Existential Crisis
The most modern, up-to-date, sophisticated time of our life is now. Is that true? I guess it is. You can only imagine things for the future, but future only comes true if it’s present. You can plan this and that but whether or not it worked will only be seen when it’s in the past. Then why stress so much about the future if the future is the present? It’s only the future because of the matter of a second of unknowingness. You plan to get ahead of yourself in the future, to avoid the mistakes you made in the past, to become that what you’ve always wanted, to get that what you’ve always dreamed of. We’re always so scared of being poor, being like the poor, the homeless, the sick, or the combination of all three. Isn’t that such a deep fear we all have? But why fear that when we can fear ourselves? That we somehow don’t manage to become that what we’ve always wanted? Or is it the same kind of fear?
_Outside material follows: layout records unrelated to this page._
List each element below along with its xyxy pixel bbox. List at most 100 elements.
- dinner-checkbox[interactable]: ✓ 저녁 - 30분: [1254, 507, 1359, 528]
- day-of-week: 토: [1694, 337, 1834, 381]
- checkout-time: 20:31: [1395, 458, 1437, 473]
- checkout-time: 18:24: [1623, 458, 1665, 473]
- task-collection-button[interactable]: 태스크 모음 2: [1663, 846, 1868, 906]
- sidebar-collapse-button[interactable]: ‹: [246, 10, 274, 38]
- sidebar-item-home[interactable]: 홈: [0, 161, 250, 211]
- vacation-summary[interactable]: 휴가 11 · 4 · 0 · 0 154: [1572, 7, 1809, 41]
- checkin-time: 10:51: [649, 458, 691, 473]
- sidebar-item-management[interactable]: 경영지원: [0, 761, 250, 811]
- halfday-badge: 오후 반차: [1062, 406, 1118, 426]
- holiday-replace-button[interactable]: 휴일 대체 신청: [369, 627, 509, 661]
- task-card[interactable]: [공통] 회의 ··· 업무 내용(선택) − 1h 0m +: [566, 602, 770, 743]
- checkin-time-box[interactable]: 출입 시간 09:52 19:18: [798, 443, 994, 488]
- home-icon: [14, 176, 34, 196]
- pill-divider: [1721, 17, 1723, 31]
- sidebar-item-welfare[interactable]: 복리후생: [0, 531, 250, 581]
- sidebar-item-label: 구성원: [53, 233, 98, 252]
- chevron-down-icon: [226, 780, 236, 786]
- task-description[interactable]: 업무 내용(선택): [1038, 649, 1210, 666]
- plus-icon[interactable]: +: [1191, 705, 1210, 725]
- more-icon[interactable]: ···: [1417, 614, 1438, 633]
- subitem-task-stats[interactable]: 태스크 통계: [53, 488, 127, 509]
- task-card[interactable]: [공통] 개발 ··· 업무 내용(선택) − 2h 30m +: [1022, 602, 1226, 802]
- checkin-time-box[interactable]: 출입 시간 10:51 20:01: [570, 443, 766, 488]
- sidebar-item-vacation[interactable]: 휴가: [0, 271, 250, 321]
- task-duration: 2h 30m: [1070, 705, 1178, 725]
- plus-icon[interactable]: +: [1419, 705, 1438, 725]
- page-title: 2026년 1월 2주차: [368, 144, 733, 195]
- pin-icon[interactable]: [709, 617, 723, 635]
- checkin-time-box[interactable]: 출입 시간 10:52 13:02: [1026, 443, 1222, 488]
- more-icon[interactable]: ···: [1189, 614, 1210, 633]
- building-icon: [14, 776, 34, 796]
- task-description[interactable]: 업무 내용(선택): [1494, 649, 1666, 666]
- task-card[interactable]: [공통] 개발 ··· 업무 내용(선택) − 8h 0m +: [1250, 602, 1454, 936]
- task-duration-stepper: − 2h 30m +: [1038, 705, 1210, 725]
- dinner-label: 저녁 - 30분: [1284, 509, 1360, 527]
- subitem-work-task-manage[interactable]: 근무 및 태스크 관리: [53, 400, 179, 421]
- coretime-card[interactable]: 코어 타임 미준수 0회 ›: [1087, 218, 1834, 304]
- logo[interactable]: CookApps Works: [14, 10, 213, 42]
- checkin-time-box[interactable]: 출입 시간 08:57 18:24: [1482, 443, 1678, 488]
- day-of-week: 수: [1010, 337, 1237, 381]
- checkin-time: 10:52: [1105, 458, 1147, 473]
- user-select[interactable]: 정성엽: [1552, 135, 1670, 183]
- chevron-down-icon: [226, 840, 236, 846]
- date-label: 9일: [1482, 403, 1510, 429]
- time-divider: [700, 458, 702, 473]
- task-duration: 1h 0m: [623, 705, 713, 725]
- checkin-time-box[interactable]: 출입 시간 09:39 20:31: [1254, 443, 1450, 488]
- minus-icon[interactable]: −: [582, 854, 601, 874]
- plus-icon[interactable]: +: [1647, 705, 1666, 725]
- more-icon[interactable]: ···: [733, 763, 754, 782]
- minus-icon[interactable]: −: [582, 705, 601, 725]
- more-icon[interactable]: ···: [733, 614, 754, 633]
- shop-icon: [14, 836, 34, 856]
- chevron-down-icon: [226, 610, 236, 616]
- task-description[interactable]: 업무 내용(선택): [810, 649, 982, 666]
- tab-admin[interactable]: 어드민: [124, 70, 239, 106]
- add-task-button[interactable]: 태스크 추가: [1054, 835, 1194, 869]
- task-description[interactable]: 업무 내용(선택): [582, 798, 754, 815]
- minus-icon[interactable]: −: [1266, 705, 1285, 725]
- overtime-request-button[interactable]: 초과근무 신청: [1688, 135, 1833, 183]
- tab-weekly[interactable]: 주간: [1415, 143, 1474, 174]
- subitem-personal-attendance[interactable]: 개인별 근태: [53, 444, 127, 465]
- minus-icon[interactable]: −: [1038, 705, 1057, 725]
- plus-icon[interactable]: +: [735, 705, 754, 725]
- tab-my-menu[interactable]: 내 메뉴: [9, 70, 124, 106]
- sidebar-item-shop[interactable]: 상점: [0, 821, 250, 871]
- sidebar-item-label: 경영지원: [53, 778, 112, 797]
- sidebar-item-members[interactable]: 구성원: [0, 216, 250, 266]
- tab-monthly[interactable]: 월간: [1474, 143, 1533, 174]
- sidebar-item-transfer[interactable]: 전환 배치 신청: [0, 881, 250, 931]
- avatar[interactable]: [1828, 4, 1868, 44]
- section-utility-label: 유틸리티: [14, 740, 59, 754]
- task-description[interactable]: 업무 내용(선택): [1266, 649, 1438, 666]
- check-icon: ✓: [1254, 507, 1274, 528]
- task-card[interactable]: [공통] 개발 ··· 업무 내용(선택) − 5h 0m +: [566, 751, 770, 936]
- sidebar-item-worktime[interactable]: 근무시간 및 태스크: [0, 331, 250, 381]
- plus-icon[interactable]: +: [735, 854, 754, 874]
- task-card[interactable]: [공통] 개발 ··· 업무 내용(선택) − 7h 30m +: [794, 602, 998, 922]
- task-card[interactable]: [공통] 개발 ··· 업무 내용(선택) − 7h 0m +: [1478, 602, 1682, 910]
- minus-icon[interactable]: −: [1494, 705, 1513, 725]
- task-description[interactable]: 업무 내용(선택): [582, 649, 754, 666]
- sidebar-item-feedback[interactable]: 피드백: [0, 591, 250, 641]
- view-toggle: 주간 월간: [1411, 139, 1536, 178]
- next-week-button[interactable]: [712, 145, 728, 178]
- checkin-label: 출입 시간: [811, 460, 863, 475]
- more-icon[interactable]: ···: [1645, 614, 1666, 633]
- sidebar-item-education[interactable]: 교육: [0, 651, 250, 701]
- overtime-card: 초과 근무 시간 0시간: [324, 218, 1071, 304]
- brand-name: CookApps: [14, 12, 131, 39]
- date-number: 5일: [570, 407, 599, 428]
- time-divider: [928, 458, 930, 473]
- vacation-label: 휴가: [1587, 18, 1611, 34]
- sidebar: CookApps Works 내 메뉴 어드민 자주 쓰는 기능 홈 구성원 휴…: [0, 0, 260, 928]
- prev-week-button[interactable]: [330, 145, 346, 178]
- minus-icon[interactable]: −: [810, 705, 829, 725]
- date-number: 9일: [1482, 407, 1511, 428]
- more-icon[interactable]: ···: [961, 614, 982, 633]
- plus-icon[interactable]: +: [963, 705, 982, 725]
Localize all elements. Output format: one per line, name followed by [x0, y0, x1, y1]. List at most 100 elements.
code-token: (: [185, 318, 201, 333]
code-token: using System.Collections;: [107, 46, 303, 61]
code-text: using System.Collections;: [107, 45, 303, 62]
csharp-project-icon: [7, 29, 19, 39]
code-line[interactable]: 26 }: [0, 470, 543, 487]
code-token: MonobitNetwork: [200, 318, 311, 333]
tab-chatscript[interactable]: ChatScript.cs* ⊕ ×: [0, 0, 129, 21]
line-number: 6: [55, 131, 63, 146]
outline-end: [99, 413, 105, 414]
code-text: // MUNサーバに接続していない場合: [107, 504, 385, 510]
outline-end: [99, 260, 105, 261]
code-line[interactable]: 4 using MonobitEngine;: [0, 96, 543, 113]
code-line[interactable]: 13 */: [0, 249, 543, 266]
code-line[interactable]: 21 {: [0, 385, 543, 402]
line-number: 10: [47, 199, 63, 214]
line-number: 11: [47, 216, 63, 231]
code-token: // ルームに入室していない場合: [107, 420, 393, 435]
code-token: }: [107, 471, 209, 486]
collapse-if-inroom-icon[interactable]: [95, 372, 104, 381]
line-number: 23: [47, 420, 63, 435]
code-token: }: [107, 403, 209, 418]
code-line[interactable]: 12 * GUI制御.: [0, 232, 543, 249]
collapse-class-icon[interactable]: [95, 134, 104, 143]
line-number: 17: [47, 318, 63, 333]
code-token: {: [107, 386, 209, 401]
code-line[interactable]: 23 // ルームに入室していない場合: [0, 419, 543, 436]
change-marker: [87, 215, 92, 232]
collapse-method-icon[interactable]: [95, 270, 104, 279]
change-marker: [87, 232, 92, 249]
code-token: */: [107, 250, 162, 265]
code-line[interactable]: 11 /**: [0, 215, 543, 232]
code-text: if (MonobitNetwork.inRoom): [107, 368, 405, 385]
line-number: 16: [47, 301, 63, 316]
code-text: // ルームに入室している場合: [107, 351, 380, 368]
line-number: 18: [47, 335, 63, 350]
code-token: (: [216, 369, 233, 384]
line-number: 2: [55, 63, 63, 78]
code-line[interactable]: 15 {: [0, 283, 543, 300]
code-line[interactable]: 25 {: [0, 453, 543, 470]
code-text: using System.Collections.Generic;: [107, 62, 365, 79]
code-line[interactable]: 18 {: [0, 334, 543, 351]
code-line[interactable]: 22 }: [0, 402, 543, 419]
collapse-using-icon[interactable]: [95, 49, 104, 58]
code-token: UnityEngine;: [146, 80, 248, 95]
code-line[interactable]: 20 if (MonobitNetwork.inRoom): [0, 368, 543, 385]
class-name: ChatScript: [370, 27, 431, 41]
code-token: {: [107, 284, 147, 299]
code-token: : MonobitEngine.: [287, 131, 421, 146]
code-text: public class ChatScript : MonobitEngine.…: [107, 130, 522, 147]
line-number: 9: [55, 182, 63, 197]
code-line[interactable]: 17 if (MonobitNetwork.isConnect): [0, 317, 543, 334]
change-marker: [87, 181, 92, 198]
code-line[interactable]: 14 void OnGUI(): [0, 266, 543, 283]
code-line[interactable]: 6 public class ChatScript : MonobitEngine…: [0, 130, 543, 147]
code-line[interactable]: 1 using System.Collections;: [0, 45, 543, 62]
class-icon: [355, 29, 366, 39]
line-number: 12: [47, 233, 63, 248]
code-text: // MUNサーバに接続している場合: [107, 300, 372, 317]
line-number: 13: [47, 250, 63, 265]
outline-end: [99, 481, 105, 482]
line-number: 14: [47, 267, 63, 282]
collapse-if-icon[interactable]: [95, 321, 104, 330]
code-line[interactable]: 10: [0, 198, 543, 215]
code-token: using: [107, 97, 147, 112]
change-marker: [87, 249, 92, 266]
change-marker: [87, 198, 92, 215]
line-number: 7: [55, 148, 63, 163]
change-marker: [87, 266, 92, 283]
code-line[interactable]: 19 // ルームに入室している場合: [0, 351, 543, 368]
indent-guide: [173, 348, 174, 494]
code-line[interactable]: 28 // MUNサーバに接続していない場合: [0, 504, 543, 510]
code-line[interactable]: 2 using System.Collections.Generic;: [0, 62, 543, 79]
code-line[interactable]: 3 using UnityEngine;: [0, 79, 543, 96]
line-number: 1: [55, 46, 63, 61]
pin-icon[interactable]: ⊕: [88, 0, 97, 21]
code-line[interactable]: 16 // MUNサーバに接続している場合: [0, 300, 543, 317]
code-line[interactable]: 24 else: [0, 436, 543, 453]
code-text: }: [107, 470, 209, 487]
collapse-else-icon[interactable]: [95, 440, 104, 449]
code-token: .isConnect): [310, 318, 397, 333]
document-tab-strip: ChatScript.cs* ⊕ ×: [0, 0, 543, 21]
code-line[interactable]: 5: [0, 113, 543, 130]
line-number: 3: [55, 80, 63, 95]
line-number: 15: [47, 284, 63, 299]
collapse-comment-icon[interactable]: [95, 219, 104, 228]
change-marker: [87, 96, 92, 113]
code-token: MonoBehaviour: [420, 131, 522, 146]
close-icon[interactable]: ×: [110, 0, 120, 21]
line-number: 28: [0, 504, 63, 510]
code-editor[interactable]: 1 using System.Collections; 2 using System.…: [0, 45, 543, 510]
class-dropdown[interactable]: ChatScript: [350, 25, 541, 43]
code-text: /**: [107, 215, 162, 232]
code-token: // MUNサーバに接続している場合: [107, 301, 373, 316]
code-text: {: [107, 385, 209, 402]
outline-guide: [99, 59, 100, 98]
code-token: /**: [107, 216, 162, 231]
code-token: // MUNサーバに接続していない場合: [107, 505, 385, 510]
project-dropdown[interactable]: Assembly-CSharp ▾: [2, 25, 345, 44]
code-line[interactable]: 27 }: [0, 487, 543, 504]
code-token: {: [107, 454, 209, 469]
Is it wrong to think about the future in a way that it’s not wished? Like when there’s turbulence and you’re on a plane and you wish to just go down with the plane instead? Is the future only for positiveness? Why don’t we prepare ourselves for the worst possibility possible? Why do we make the future the big idea of ourselves rather than creating it right here right now? Why does it have to always be wise? Because we age or because the stereotype is that you get wiser when you get older? Is that even a real thing? Why do we want to live further? What for?
This is not me being tired of life. This is me questioning the real essence of it. I wanna know what people celebrate tomorrow, what feeling they wake up with, what feeling they go to sleep with, why we wake up sad, or happy, or annoyed, whether or not people are living on the edge all the time or if it is only me, and so on. Is this what an existential crisis really is? Are these questions even important enough to be answered or is it safer and better to just let them sink with time? But I wonder, if it were safer to just sink them with time, I don’t know what I should live with anymore. These questions keep me alive. Because there were times in my life where I thought of nothing anymore, and the thought of endings came instead. So I suppose by letting these questions live, I let myself live as well. It’s not bad to question life, it’s bad to not get their answers. Because if this is really an existential crisis, and you don’t get the resolutions to your crisis, you’re practically nonexistent.